Late one morning, headed for lunch in San Francisco, I drove toward one of these booths. I heard loud music. It sounded like a party or a concert. I looked around. No other cars with their windows open. No sound trucks. I looked at the toll booth. Inside it, the man was dancing.
“What are you doing?” I asked.
“I’m having a party,” he said.
“What about the rest of these people?” I looked over at the other booths; nothing moving there.
“They’re not invited.”
I had a dozen other questions for him, but somebody in a big hurry to get somewhere started punching his horn behind me and I drove off. But I made a note to myself; Find this guy again. There’s something in his eye that says there’s magic in his toll booth.
Months later I did find him again, still with the loud music, still having a party.
Again I asked, “What are you doing?’
He said, ” I remember you from the last time. I’m still dancing. I’m still having the same party.”
I said, ” Look. What about the rest of the people…”
He said, “Stop. What do those look like to you?’ He pointed down the role of toll booths.
“They look like… toll booths.”
I said, ” Okay, I give up. What do they look like to you?”
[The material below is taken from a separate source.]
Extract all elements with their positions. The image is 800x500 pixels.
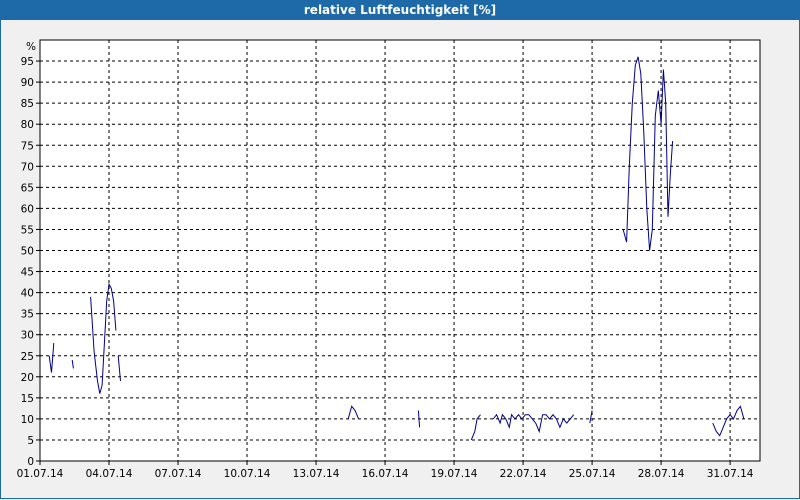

He said, ” Vertical coffins.”
” What are you talking about?”
” I can prove it. At 8:30 every morning, live people get in. Then they die for eight hours. At 4:30, like Lazarus from the dead, they reemerge and go home. For eight hours, the brain is on hold, dead on the job. Going through the motions.”
I was amazed. This guy had developed a philosophy, a mythology about his job. I could not help asking the next question; ” Why is it different for you? You’re having a good time.”
He looked at me. ” I knew you were going to ask me that,” he said. ” I’m going to be a dancer someday.” He pointed to the administration building. ” My bosses are in there, and they’re paying for my training.”
Sixteen people died on the job and the seventeenth, in precisely the same situation, figure out a way to live. That man was having a party where you and I would probably not last three days. The boredom! He and I did have lunch later, and he said, ” I don’t understand why anybody would think my job is boring. I have a corner office, glass on all sides. I can see the Golden Gate, San Francisco, the Berkely hills; half the Western world vacation here… and I just stroll in every day and practice dancing.”
17 toll booths, 16 people dead on the job, and the 17th, in precisely the same situation, figured out a way to live.